I'm still waiting for a source different than your website/ spam messages on forums. Just provide a link (and stop pretending to be other than a spammer) Kid, I'm in the IT since the early 80s, and since then I never stopped learning and sharing my knowledge (for free), for sure I sill do the same until my last day, but for sure I have nothing to learn from people like you. People just used to live recycling other's knowledge / fame / copyrights, and pretending are your's. You failed even here to link my message where I explained how to install the dedup packages, and I shared the right dedup.sys file. Still you refuse to reply to the simple question. Did you pay for the rights of the "zipfolder" name or you stole it? My English is poor but the question is pretty simple and understandable.
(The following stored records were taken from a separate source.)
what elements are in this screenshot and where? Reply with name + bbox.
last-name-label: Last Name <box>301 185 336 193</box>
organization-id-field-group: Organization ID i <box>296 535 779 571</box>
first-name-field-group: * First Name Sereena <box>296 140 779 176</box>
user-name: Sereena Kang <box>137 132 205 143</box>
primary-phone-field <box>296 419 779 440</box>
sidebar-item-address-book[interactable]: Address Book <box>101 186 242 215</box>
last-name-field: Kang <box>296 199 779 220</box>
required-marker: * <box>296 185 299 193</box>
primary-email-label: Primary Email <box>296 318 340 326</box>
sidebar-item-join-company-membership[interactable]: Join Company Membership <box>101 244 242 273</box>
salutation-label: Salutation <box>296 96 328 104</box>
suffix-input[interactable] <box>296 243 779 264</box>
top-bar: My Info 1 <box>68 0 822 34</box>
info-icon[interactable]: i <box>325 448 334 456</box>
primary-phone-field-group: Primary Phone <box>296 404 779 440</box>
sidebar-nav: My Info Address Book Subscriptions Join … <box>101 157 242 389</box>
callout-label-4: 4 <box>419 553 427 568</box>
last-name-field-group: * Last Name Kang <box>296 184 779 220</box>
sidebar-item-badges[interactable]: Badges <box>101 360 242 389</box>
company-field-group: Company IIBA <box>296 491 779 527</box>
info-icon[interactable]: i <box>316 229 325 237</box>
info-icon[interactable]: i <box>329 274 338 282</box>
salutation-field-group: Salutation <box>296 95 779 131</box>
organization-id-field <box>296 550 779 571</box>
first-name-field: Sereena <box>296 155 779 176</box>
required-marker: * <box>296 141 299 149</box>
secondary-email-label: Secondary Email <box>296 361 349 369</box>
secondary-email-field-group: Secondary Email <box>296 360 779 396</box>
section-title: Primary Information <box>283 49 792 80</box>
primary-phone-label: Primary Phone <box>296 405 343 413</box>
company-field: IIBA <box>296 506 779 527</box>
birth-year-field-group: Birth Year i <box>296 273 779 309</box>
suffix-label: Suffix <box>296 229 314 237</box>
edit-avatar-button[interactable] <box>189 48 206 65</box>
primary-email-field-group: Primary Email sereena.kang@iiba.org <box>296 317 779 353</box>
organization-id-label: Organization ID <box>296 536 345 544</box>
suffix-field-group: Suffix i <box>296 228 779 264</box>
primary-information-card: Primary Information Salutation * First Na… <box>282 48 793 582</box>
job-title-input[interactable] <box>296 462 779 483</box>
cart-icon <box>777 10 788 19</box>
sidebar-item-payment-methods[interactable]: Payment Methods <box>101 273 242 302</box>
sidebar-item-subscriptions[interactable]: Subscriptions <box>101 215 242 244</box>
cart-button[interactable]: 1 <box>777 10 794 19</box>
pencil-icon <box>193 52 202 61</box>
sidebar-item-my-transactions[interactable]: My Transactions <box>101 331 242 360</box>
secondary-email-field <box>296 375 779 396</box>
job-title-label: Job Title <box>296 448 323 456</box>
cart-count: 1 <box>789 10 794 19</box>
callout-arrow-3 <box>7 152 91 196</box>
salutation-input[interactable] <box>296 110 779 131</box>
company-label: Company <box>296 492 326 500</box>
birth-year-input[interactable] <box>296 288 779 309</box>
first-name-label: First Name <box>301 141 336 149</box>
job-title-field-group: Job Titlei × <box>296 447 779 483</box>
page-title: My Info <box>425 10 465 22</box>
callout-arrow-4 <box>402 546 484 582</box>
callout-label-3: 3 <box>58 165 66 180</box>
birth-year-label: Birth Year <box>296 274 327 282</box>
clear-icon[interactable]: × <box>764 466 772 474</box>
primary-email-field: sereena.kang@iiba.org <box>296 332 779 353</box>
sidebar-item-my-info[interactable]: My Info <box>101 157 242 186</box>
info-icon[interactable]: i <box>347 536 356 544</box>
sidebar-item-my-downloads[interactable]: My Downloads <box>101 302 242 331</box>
So sorry for the delay, I guess I actually have a life. You mean you've figured everything out but this? Says the 15 year old Python script kiddie. Some people don't age a day, and I don't mean that in a good way. If you really were around back then, you'd know of the analogues of my product and their value. So noble of you to stand up for their rights! Really when are you going to get around to filing that patent dispute with the USPTO? Oh good! I didn't realize that was yours. Ouch! You must be hurting pretty bad about having inadvertently helped the kind of person you think I am. Shush! You are not allowed to mention the name of the product, or people are going to understand you're really just a shill for me, spamming the forum.
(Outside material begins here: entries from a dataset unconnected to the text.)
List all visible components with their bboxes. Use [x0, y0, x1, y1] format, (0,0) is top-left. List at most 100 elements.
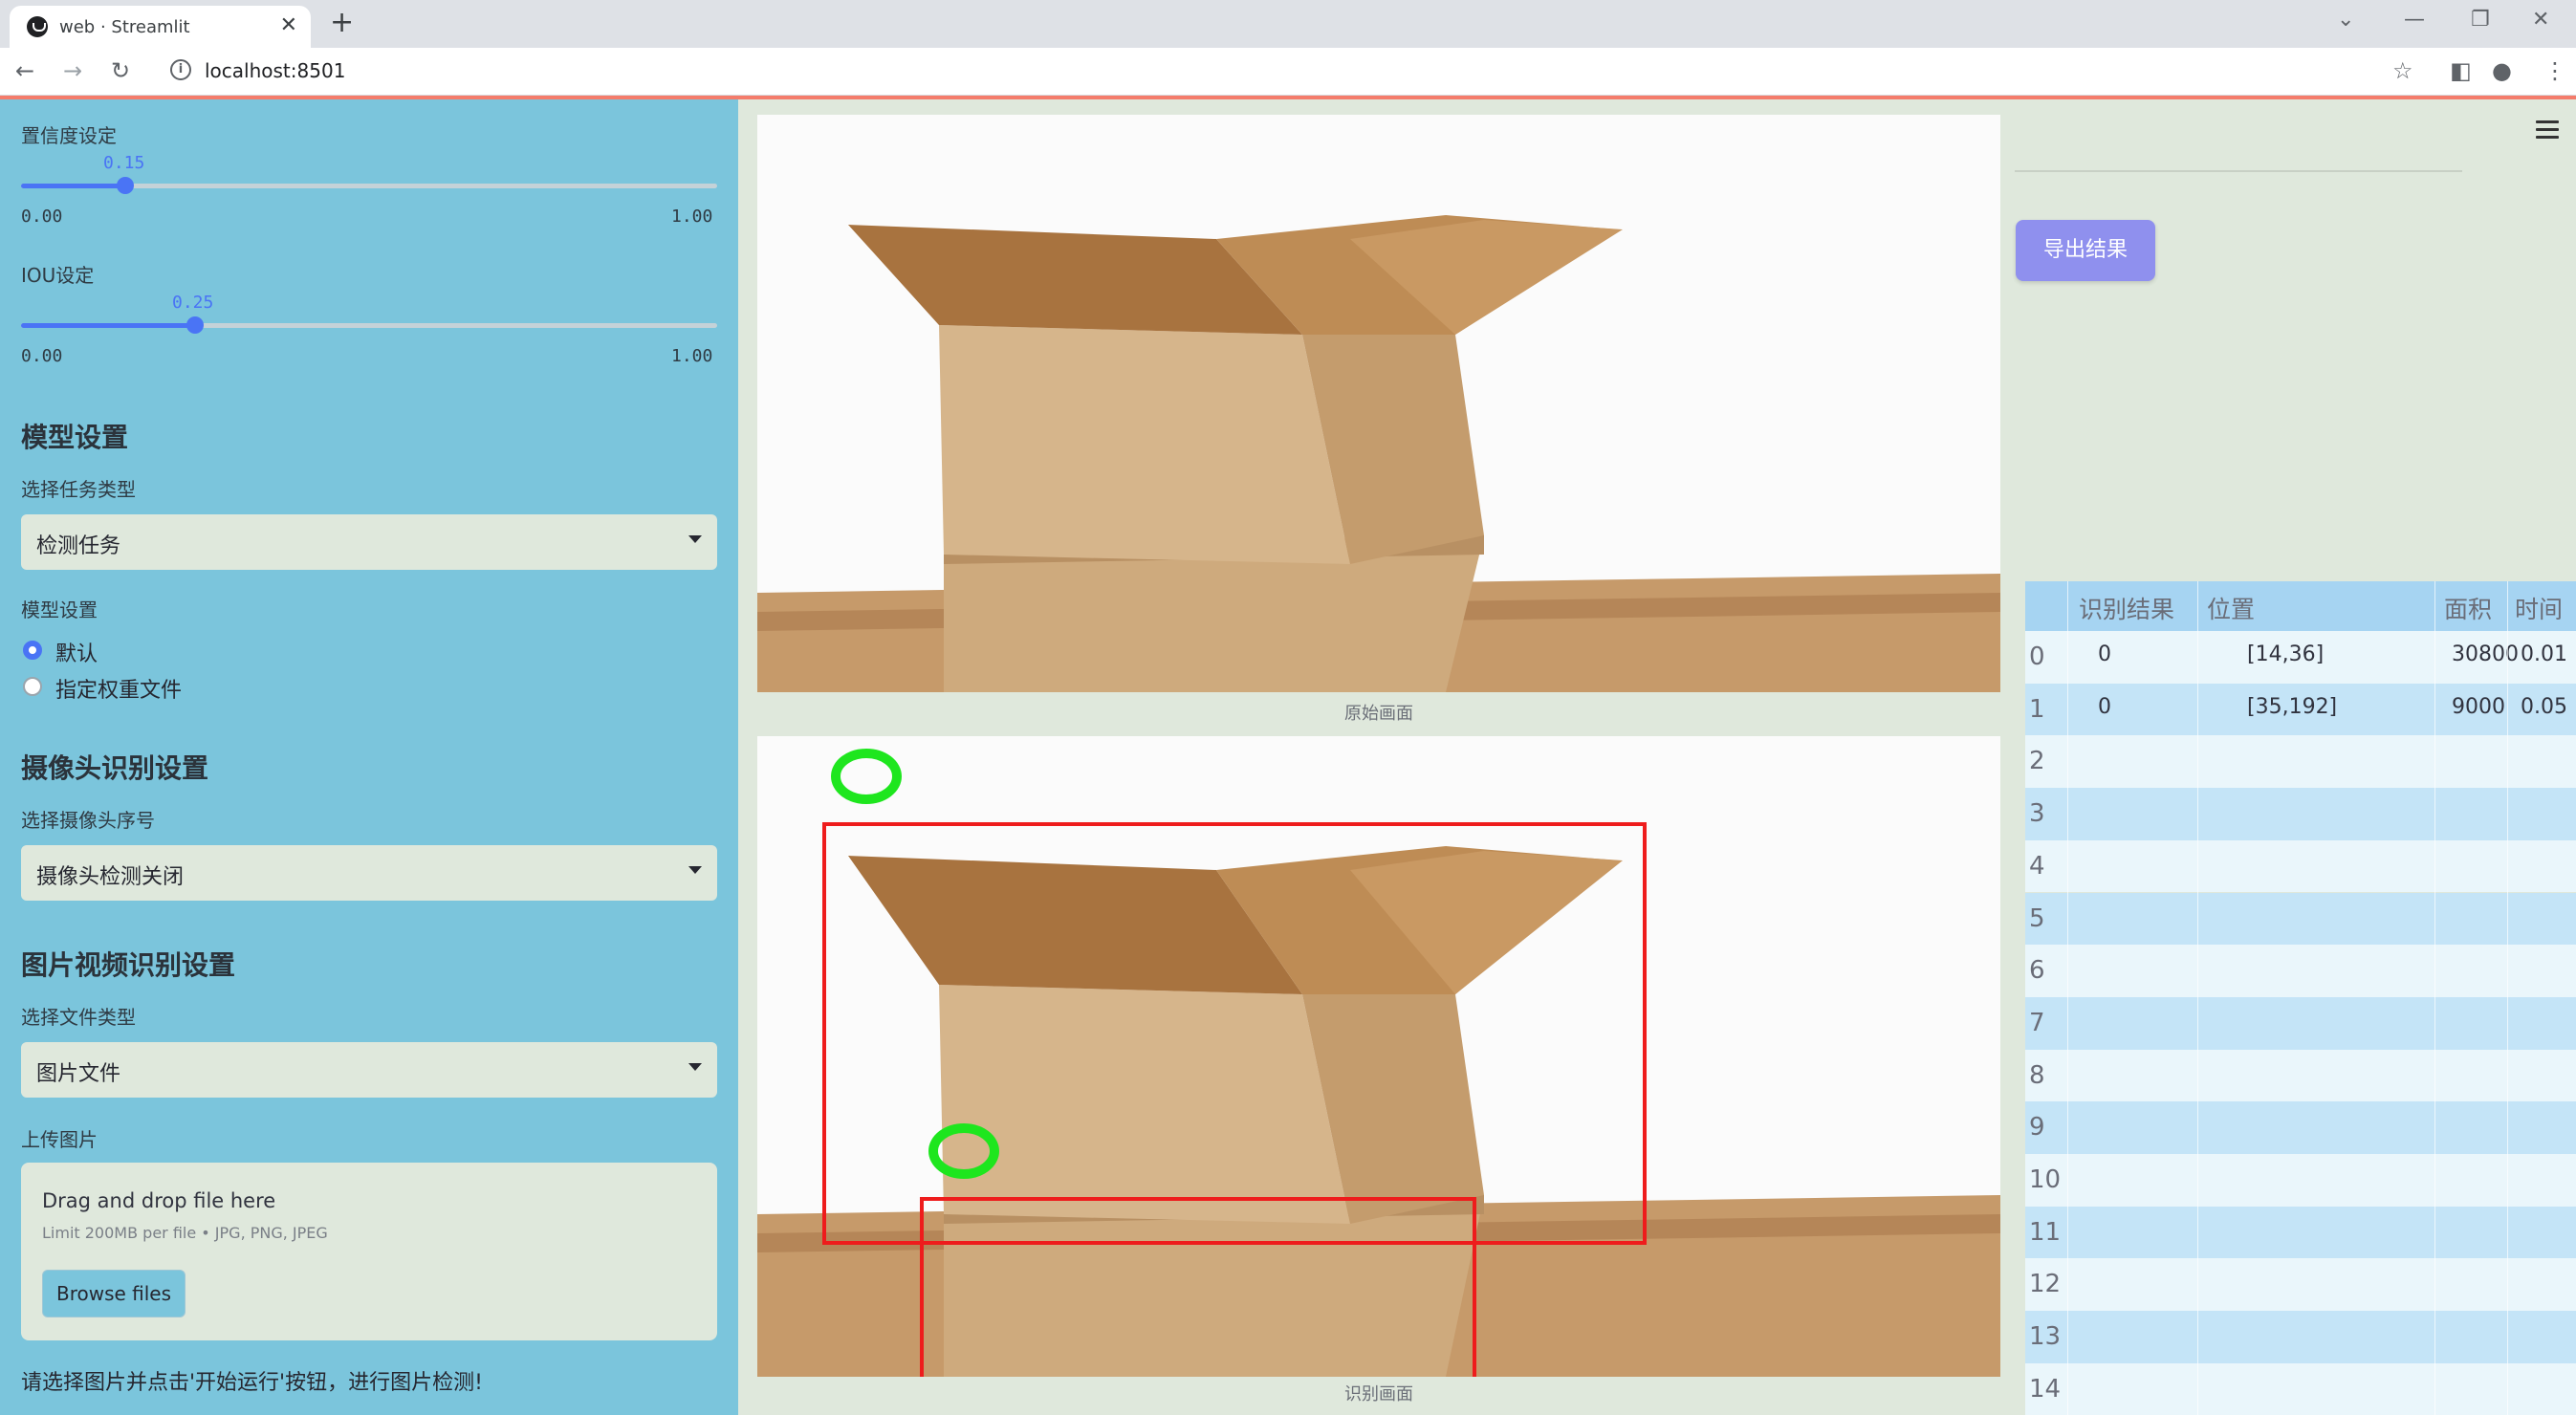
table-header: 识别结果 位置 面积 时间	[2025, 581, 2576, 631]
bookmark-star-icon[interactable]: ☆	[2392, 57, 2413, 84]
row-index: 14	[2029, 1374, 2062, 1404]
export-results-button[interactable]: 导出结果	[2016, 220, 2155, 281]
table-row[interactable]: 1 0 [35,192] 9000 0.05	[2025, 683, 2576, 736]
table-row[interactable]: 14	[2025, 1362, 2576, 1415]
file-uploader-dropzone[interactable]: Drag and drop file here Limit 200MB per …	[21, 1163, 717, 1340]
row-index: 1	[2029, 694, 2045, 724]
original-caption: 原始画面	[1344, 704, 1413, 724]
table-row[interactable]: 12	[2025, 1258, 2576, 1312]
cell-time: 0.01	[2521, 642, 2567, 666]
results-table[interactable]: 识别结果 位置 面积 时间 0 0 [14,36] 30800 0.01 1 0 [35,19…	[2025, 581, 2576, 1415]
close-tab-icon[interactable]: ✕	[280, 13, 297, 37]
reload-icon[interactable]: ↻	[111, 57, 130, 84]
browser-tab-strip: web · Streamlit ✕ + ⌄ — ❐ ✕	[0, 0, 2576, 48]
camera-settings-heading: 摄像头识别设置	[21, 752, 209, 784]
row-index: 10	[2029, 1165, 2062, 1194]
table-row[interactable]: 13	[2025, 1311, 2576, 1363]
row-index: 2	[2029, 747, 2045, 776]
table-row[interactable]: 6	[2025, 945, 2576, 997]
chevron-down-icon	[688, 866, 702, 874]
column-divider	[2067, 581, 2068, 1415]
table-row[interactable]: 4	[2025, 839, 2576, 893]
cell-position: [14,36]	[2247, 642, 2325, 666]
result-caption: 识别画面	[1344, 1384, 1413, 1404]
row-index: 4	[2029, 851, 2045, 881]
table-row[interactable]: 9	[2025, 1101, 2576, 1154]
main-content: 原始画面 识别画面 导出结果 识别结果 位置 面积 时间 0 0 [14,36]…	[738, 99, 2576, 1415]
close-window-icon[interactable]: ✕	[2532, 8, 2549, 32]
confidence-min: 0.00	[21, 207, 63, 227]
row-index: 5	[2029, 903, 2045, 933]
table-row[interactable]: 5	[2025, 892, 2576, 946]
dropzone-title: Drag and drop file here	[42, 1189, 276, 1212]
original-image	[757, 115, 2000, 692]
divider	[2015, 170, 2462, 172]
header-area[interactable]: 面积	[2444, 591, 2492, 625]
detection-result-photo	[757, 736, 2000, 1377]
upload-label: 上传图片	[21, 1128, 98, 1151]
tab-title: web · Streamlit	[59, 17, 190, 37]
confidence-slider-thumb[interactable]	[117, 177, 135, 194]
camera-index-value: 摄像头检测关闭	[36, 865, 185, 889]
site-info-icon[interactable]: i	[170, 59, 191, 80]
radio-selected-icon	[23, 641, 42, 660]
confidence-max: 1.00	[671, 207, 713, 227]
header-time[interactable]: 时间	[2515, 591, 2563, 625]
row-index: 9	[2029, 1113, 2045, 1143]
confidence-label: 置信度设定	[21, 124, 117, 147]
task-type-label: 选择任务类型	[21, 478, 136, 501]
table-row[interactable]: 0 0 [14,36] 30800 0.01	[2025, 631, 2576, 684]
confidence-slider[interactable]	[21, 177, 717, 194]
row-index: 6	[2029, 956, 2045, 986]
restore-icon[interactable]: ❐	[2471, 8, 2490, 32]
row-index: 7	[2029, 1008, 2045, 1037]
radio-custom-weights-label: 指定权重文件	[55, 679, 183, 703]
table-row[interactable]: 11	[2025, 1206, 2576, 1259]
row-index: 8	[2029, 1060, 2045, 1090]
dropzone-limit: Limit 200MB per file • JPG, PNG, JPEG	[42, 1224, 328, 1242]
iou-slider[interactable]	[21, 316, 717, 334]
file-type-select[interactable]: 图片文件	[21, 1042, 717, 1098]
forward-icon[interactable]: →	[63, 57, 82, 84]
side-panel-icon[interactable]: ◧	[2450, 57, 2472, 84]
iou-slider-thumb[interactable]	[186, 316, 204, 334]
cell-result: 0	[2098, 642, 2111, 666]
address-bar[interactable]: localhost:8501	[205, 59, 345, 82]
iou-label: IOU设定	[21, 264, 95, 287]
task-type-value: 检测任务	[36, 534, 121, 558]
main-menu-icon[interactable]	[2536, 120, 2559, 143]
table-row[interactable]: 10	[2025, 1154, 2576, 1207]
profile-avatar-icon[interactable]: ●	[2492, 57, 2512, 84]
streamlit-favicon-icon	[27, 16, 48, 37]
media-settings-heading: 图片视频识别设置	[21, 949, 236, 981]
header-result[interactable]: 识别结果	[2079, 591, 2174, 625]
back-icon[interactable]: ←	[15, 57, 34, 84]
table-row[interactable]: 2	[2025, 735, 2576, 789]
minimize-icon[interactable]: —	[2404, 8, 2425, 32]
iou-min: 0.00	[21, 346, 63, 366]
task-type-select[interactable]: 检测任务	[21, 514, 717, 570]
row-index: 12	[2029, 1270, 2062, 1299]
table-row[interactable]: 3	[2025, 788, 2576, 840]
iou-slider-fill	[21, 323, 195, 328]
browse-files-button[interactable]: Browse files	[42, 1270, 186, 1317]
browser-menu-icon[interactable]: ⋮	[2543, 57, 2566, 84]
radio-default-label: 默认	[55, 642, 98, 666]
row-index: 13	[2029, 1322, 2062, 1352]
cell-area: 9000	[2452, 694, 2505, 719]
camera-index-select[interactable]: 摄像头检测关闭	[21, 845, 717, 901]
chevron-down-icon	[688, 1063, 702, 1071]
browser-tab[interactable]: web · Streamlit ✕	[10, 6, 311, 48]
model-settings-heading: 模型设置	[21, 422, 129, 453]
column-divider	[2197, 581, 2198, 1415]
new-tab-icon[interactable]: +	[330, 6, 354, 39]
column-divider	[2434, 581, 2435, 1415]
iou-max: 1.00	[671, 346, 713, 366]
tab-search-icon[interactable]: ⌄	[2337, 8, 2354, 32]
header-position[interactable]: 位置	[2207, 591, 2255, 625]
table-row[interactable]: 7	[2025, 996, 2576, 1050]
confidence-slider-fill	[21, 184, 126, 188]
table-row[interactable]: 8	[2025, 1049, 2576, 1102]
file-type-value: 图片文件	[36, 1062, 121, 1086]
confidence-value: 0.15	[103, 153, 145, 173]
Dude or dudess, you are very confused! I am a spammer, remember, and you don't trust a thing I say (or build)? Why ask me questions begging answers
Personally I never liked RAID different than RAID 1 schemes. I have seen too much nightmare scenarios in 30 + years, using them, for my taste. Just stick with RAID 1 and use deduplication which is robust enough to not worry about it. (obviously deduplication is not effective on multimedia files, but usually loosing some downloaded movies is not a a tragedy, So maybe is not worth to not duplicate them at all, and Drivepool allows you to configure the duplication per folder. P.S. if you use drivepool's duplication + MS' deduplication (duplicanting + deduplicating sounds like a joke but it isn't ), you must dedupe the pool members not the pool itself.